Journal of Neurochemistry - Tập 62 Số 4 - Trang 1635-1638 - 1994
Louis Trevisan1, Lawrence W. Fitzgerald1, Nils Brose2, Gregory P. Gasic2, Stephen F. Heinemann2, Ronald S. Duman1, Eric J. Nestler1
1Laboratory of Molecular Psychiatry and Departments of Psychiatry and Pharmacology, Yale University School of Medicine, New Haven, Connecticut, U.S.A.

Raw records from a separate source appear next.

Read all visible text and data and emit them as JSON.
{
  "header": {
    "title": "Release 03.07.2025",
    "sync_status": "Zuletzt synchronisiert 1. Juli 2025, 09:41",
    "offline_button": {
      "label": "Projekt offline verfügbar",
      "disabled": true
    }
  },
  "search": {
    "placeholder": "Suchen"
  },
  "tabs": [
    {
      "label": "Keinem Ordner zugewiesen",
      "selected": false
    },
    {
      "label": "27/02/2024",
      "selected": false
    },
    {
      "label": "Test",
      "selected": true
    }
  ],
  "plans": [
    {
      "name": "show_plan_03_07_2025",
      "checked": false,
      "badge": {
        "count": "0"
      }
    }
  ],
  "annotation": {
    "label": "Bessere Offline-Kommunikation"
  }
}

2Molecular Neurobiology Laboratory, The Salk Institute, LaJolla, California, U.S.A.

Tóm tắt

We examined the effects of chronic ethanol exposure on the levels of N‐methyl‐D‐aspartate receptor subunit 1 (NMDAR1) protein, an essential component of N‐methyl‐D‐aspar‐ tate glutamate receptors, in rat brain. By immunoblotting procedures using a specific antibody for the NMDAR1 subunit, we found that ethanol dramatically up‐regulated (by 65%) NMDAR1 immunoreactivity in the hippocampus but not in the nucleus accumbens, cerebral cortex, or striatum. In contrast, ethanol did not alter the levels of glutamate receptor subunit (GLUR) 1 or GLUR2 protein, subunits that make up the α‐amino‐3‐hydroxy‐5‐methy4‐isoxazole propionic acid glutamate receptor, in the hippocampus. Because ethanol can potentially influence many different neurotransmitter systems, we examined whether chronic treatment with several psychotropic drugs with different pharmacological profiles (cocaine, haloperidol, SCH 23390, imipramine, and morphine) could mimic the effect of ethanol. None of these agents increased hippocampal NMDAR1 subunit immunoreactivity after chronic administration. Increased NMDAR1 subunit levels in the hippocampus after chronic ethanol exposure may represent an important neurochemical substrate for some of the features associated with ethanol dependence and withdrawal.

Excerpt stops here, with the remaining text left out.